We often create interactive work, as interaction is an accessible way for audiences to have their world shook up around disability. We break down barriers between them and us and challenge preconceived notions of what learning disabilities and autism are.

CM: Can you tell us a bit about the history of Access All Areas – its work and ethos?
NL+ES: Access All Areas began in 1976 as the Rainbow drama group in Hoxton Hall and was one of the first drama groups for learning disabled people in the UK. In 2009, Nick took over as director, rebranded the company, and worked to create training and professional opportunities for learning disabled artists to create their own work and push the industry to be more inclusive.

We began the award winning Performance Making Diploma at the Royal Central School of Speech And Drama in 2014, and now have a cutting edge training ground to bring forth emerging artists into our professional company of artists. The artists create their own work, drawing on autobiographical experiences and creating new forms and aesthetics.

We also have a casting agency and offer consultancy to mainstream theatre and television. To complement the work, we have a dynamic Take Part programme too, reaching on average 500 people annually with an eclectic mix of workshops to provide all people with learning disabilities the opportunity to be creative irrespective of perceived ability.

CM: What ambitions and plans does the company have for the future?
NL+ES: Emma is currently a trainee director on the Transforming Leadership programme and they are currently also working on developing a new version of a previous work, ‘#Binariesbegone’. This will be Emma’s first non co-directed piece.

Our associate company, Not Your Circus Dog, will be performing in Duckie’s ‘Princess Promenade’ piece in Vauxhall in September. It’s inspired by the Molly houses of the 1700s and explores the freedom to be queer.

We want to continue to work collaboratively with Access All Areas artists and other theatre and television companies to push boundaries and disrupt normative working methods and forms.

CM: What’s coming up next after this?
NL+ES: We hope to bring back ‘Unreal City’ and we also aim to tour ‘Not F**king Sorry’ with Not Your Circus Dog.
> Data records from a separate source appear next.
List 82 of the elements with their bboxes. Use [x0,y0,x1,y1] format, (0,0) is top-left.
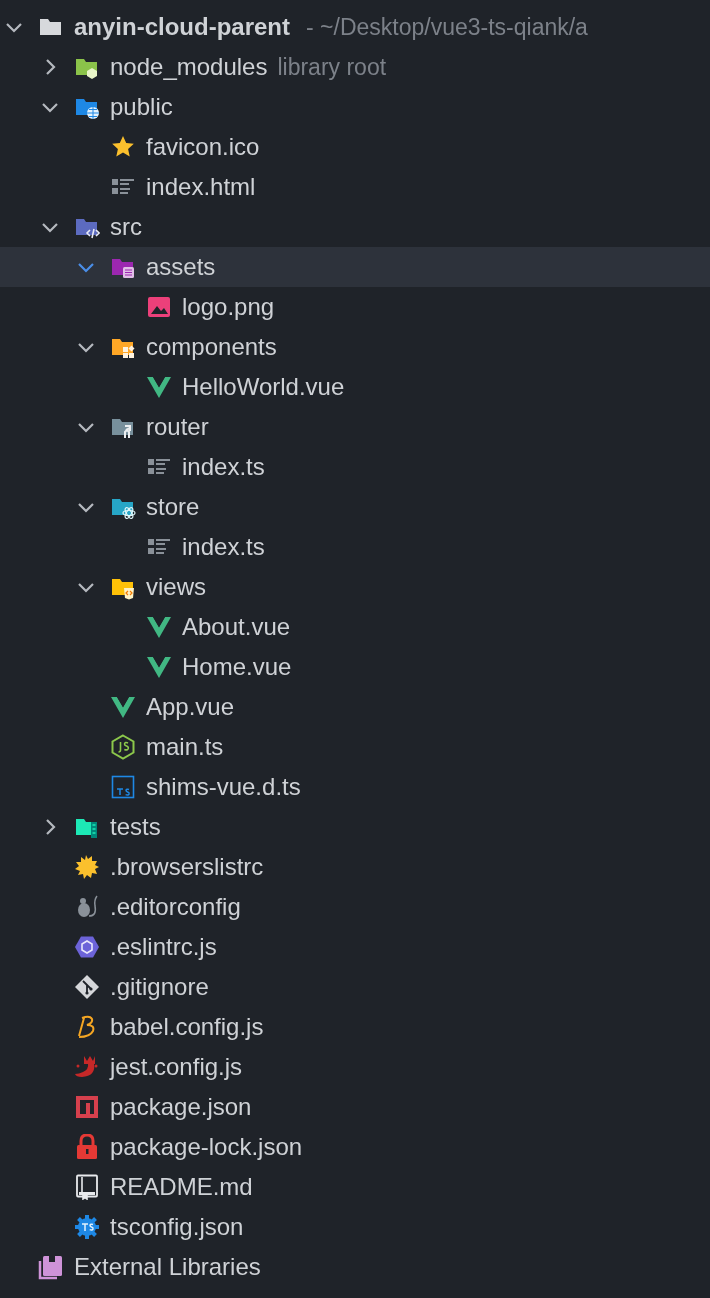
file-name: babel.config.js [110,1013,264,1041]
file-name: favicon.ico [146,133,260,161]
tree-row[interactable]: .eslintrc.js [0,927,710,967]
file-name: anyin-cloud-parent [74,13,290,41]
file-name: tests [110,813,161,841]
file-name: assets [146,253,216,281]
file-name: README.md [110,1173,253,1201]
file-name: Home.vue [182,653,292,681]
tree-row[interactable]: External Libraries [0,1247,710,1287]
burst-icon [74,854,100,880]
gear-icon [74,1214,100,1240]
diamond-icon [74,974,100,1000]
tree-row[interactable]: index.ts [0,527,710,567]
library-icon [38,1254,64,1280]
file-name: tsconfig.json [110,1213,244,1241]
tree-row[interactable]: src [0,207,710,247]
file-name: External Libraries [74,1253,261,1281]
book-icon [74,1174,100,1200]
tree-row[interactable]: shims-vue.d.ts [0,767,710,807]
project-path: - ~/Desktop/vue3-ts-qiank/a [306,13,588,41]
file-name: index.html [146,173,256,201]
tree-row[interactable]: jest.config.js [0,1047,710,1087]
image-icon [146,294,172,320]
file-name: package.json [110,1093,252,1121]
tree-row[interactable]: store [0,487,710,527]
tree-row[interactable]: main.ts [0,727,710,767]
file-name: main.ts [146,733,224,761]
file-name: store [146,493,200,521]
file-name: package-lock.json [110,1133,303,1161]
tree-row[interactable]: .gitignore [0,967,710,1007]
file-name: shims-vue.d.ts [146,773,301,801]
tree-row[interactable]: views [0,567,710,607]
hexagon-icon [74,934,100,960]
file-name: About.vue [182,613,291,641]
file-name: .editorconfig [110,893,241,921]
file-name: src [110,213,142,241]
file-name: .browserslistrc [110,853,264,881]
file-name: jest.config.js [110,1053,243,1081]
jester-icon [74,1054,100,1080]
file-name: components [146,333,277,361]
file-name: node_modules [110,53,268,81]
vue-icon [110,694,136,720]
tree-row[interactable]: anyin-cloud-parent - ~/Desktop/vue3-ts-qiank/a [0,7,710,47]
vue-icon [146,654,172,680]
file-name: index.ts [182,453,265,481]
tree-row[interactable]: .browserslistrc [0,847,710,887]
tree-row[interactable]: .editorconfig [0,887,710,927]
file-name: logo.png [182,293,275,321]
file-name: .eslintrc.js [110,933,217,961]
tree-row[interactable]: README.md [0,1167,710,1207]
tree-row[interactable]: package-lock.json [0,1127,710,1167]
tree-row[interactable]: HelloWorld.vue [0,367,710,407]
file-name: index.ts [182,533,265,561]
tree-row[interactable]: babel.config.js [0,1007,710,1047]
library-root-note: library root [277,53,387,81]
tree-row[interactable]: About.vue [0,607,710,647]
file-name: views [146,573,206,601]
tree-row[interactable]: favicon.ico [0,127,710,167]
square-icon [74,1094,100,1120]
lock-icon [74,1134,100,1160]
hexagon-icon [110,734,136,760]
file-name: public [110,93,173,121]
vue-icon [146,374,172,400]
tree-row[interactable]: components [0,327,710,367]
tree-row[interactable]: package.json [0,1087,710,1127]
vue-icon [146,614,172,640]
tree-row[interactable]: router [0,407,710,447]
tree-row[interactable]: index.html [0,167,710,207]
tree-row[interactable]: tsconfig.json [0,1207,710,1247]
square-icon [110,774,136,800]
tree-row[interactable]: assets [0,247,710,287]
file-name: .gitignore [110,973,209,1001]
tree-row[interactable]: public [0,87,710,127]
tree-row[interactable]: Home.vue [0,647,710,687]
tree-row[interactable]: index.ts [0,447,710,487]
file-name: router [146,413,209,441]
tree-row[interactable]: logo.png [0,287,710,327]
tree-row[interactable]: tests [0,807,710,847]
tree-row[interactable]: App.vue [0,687,710,727]
file-name: App.vue [146,693,235,721]
tree-row[interactable]: node_modules library root [0,47,710,87]
file-name: HelloWorld.vue [182,373,345,401]
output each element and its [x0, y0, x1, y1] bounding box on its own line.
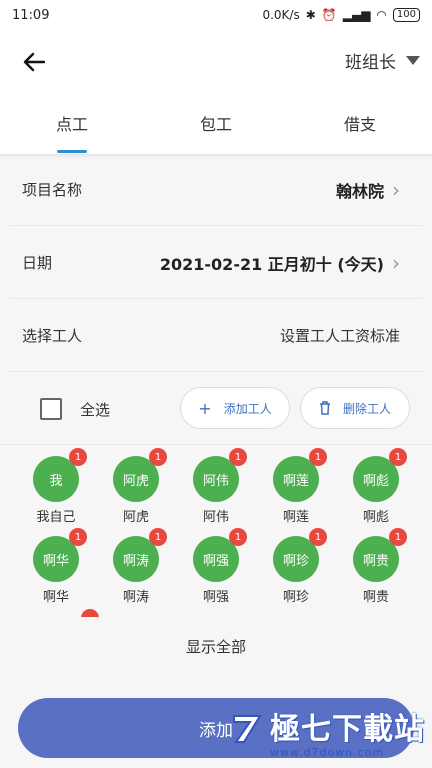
wage-standard-link[interactable]: 设置工人工资标准 [280, 325, 400, 346]
avatar-text: 啊强 [202, 553, 229, 569]
tab-contract-work[interactable]: 包工 [144, 110, 288, 154]
worker-name: 啊涛 [122, 590, 149, 605]
project-label: 项目名称 [22, 181, 83, 199]
worker-item[interactable]: 啊珍 1 啊珍 [261, 528, 331, 605]
remove-worker-button[interactable]: 删除工人 [300, 387, 410, 429]
worker-avatar[interactable]: 啊珍 1 [273, 528, 327, 582]
bluetooth-icon: ✱ [305, 8, 316, 22]
project-value-group: 翰林院 › [336, 178, 400, 202]
count-badge: 1 [229, 528, 247, 546]
role-label: 班组长 [345, 53, 396, 73]
back-arrow-icon [23, 52, 45, 72]
worker-item[interactable]: 啊贵 1 啊贵 [341, 528, 411, 605]
add-worker-button[interactable]: + 添加工人 [180, 387, 290, 429]
worker-name: 阿伟 [202, 510, 229, 525]
app-header: 班组长 点工 包工 借支 [0, 30, 432, 154]
back-button[interactable] [18, 46, 50, 78]
worker-name: 啊彪 [362, 510, 389, 525]
alarm-icon: ⏰ [321, 8, 337, 22]
battery-icon: 100 [392, 8, 420, 22]
chevron-right-icon: › [392, 250, 400, 275]
tab-advance[interactable]: 借支 [288, 110, 432, 154]
count-badge: 1 [389, 448, 407, 466]
select-all-label[interactable]: 全选 [80, 399, 110, 420]
show-all-button[interactable]: 显示全部 [0, 636, 432, 657]
date-value: 2021-02-21 正月初十 (今天) [159, 254, 384, 274]
trash-icon [319, 401, 330, 415]
count-badge: 1 [309, 528, 327, 546]
worker-avatar[interactable]: 啊华 1 [33, 528, 87, 582]
avatar-text: 阿伟 [202, 473, 229, 489]
count-badge: 1 [149, 448, 167, 466]
worker-avatar[interactable]: 啊彪 1 [353, 448, 407, 502]
worker-name: 啊强 [202, 590, 229, 605]
tab-day-work[interactable]: 点工 [0, 110, 144, 154]
count-badge: 1 [309, 448, 327, 466]
worker-item[interactable]: 啊彪 1 啊彪 [341, 448, 411, 525]
selection-toolbar: 全选 + 添加工人 删除工人 [0, 373, 432, 445]
worker-avatar[interactable]: 阿伟 1 [193, 448, 247, 502]
add-worker-label: 添加工人 [223, 401, 272, 416]
status-time: 11:09 [12, 7, 50, 23]
date-label: 日期 [22, 254, 53, 272]
worker-item[interactable]: 啊强 1 啊强 [181, 528, 251, 605]
worker-item[interactable]: 阿虎 1 阿虎 [101, 448, 171, 525]
worker-name: 啊珍 [282, 590, 309, 605]
avatar-text: 啊贵 [362, 553, 389, 569]
chevron-right-icon: › [392, 177, 400, 202]
count-badge: 1 [229, 448, 247, 466]
avatar-text: 啊涛 [122, 553, 149, 569]
worker-item[interactable]: 啊华 1 啊华 [21, 528, 91, 605]
network-speed: 0.0K/s [262, 8, 300, 22]
worker-avatar[interactable]: 阿虎 1 [113, 448, 167, 502]
avatar-text: 我 [49, 473, 63, 489]
worker-avatar[interactable]: 啊涛 1 [113, 528, 167, 582]
worker-item[interactable]: 我 1 我自己 [21, 448, 91, 525]
worker-name: 啊莲 [282, 510, 309, 525]
count-badge: 1 [389, 528, 407, 546]
date-value-group: 2021-02-21 正月初十 (今天) › [160, 251, 400, 275]
workers-row: 选择工人 设置工人工资标准 [10, 300, 422, 372]
worker-name: 啊贵 [362, 590, 389, 605]
date-row[interactable]: 日期 2021-02-21 正月初十 (今天) › [10, 227, 422, 299]
role-selector[interactable]: 班组长 [345, 48, 420, 73]
worker-name: 我自己 [36, 510, 76, 525]
select-all-checkbox[interactable] [40, 398, 62, 420]
wifi-icon: ◠ [376, 8, 387, 22]
avatar-text: 阿虎 [122, 473, 149, 489]
worker-item[interactable]: 啊莲 1 啊莲 [261, 448, 331, 525]
status-icons: 0.0K/s ✱ ⏰ ▂▄▆ ◠ 100 [262, 8, 420, 22]
clipped-badge [81, 609, 99, 617]
count-badge: 1 [69, 448, 87, 466]
worker-name: 阿虎 [122, 510, 149, 525]
avatar-text: 啊珍 [282, 553, 309, 569]
count-badge: 1 [69, 528, 87, 546]
avatar-text: 啊莲 [282, 473, 309, 489]
submit-add-button[interactable]: 添加 [18, 698, 414, 758]
status-bar: 11:09 0.0K/s ✱ ⏰ ▂▄▆ ◠ 100 [0, 0, 432, 30]
dropdown-triangle-icon [406, 56, 420, 65]
avatar-text: 啊华 [42, 553, 69, 569]
worker-avatar[interactable]: 我 1 [33, 448, 87, 502]
worker-avatar[interactable]: 啊强 1 [193, 528, 247, 582]
worker-item[interactable]: 阿伟 1 阿伟 [181, 448, 251, 525]
signal-icon: ▂▄▆ [342, 8, 371, 22]
worker-avatar[interactable]: 啊贵 1 [353, 528, 407, 582]
count-badge: 1 [149, 528, 167, 546]
worker-name: 啊华 [42, 590, 69, 605]
project-row[interactable]: 项目名称 翰林院 › [10, 154, 422, 226]
select-workers-label: 选择工人 [22, 327, 83, 345]
worker-item[interactable]: 啊涛 1 啊涛 [101, 528, 171, 605]
remove-worker-label: 删除工人 [342, 401, 391, 416]
plus-icon: + [198, 398, 212, 418]
worker-avatar[interactable]: 啊莲 1 [273, 448, 327, 502]
project-value: 翰林院 [335, 181, 384, 201]
avatar-text: 啊彪 [362, 473, 389, 489]
tab-bar: 点工 包工 借支 [0, 110, 432, 154]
Both shows were either cut short or cancelled due to the lockdown.

There are other shows in the pipeline but we have to keep quiet for now!

Also, the nine Transforming Leaders across directing, digital influencing and chairs of trustees are going from strength to strength and we’re so excited to see what they’ll be up to next.

‘The Interrogation’ is on as part of The Greenwich and Docklands International Festival on 29 Aug, and returns to London from 28 Sep-3 Oct with simultaneous runs at Battersea Arts Centre and Rich Mix. It also calls at The Marlowe in Canterbury, The Lowry in Salford, and at Bristol’s Tobacco Factory Theatres in September.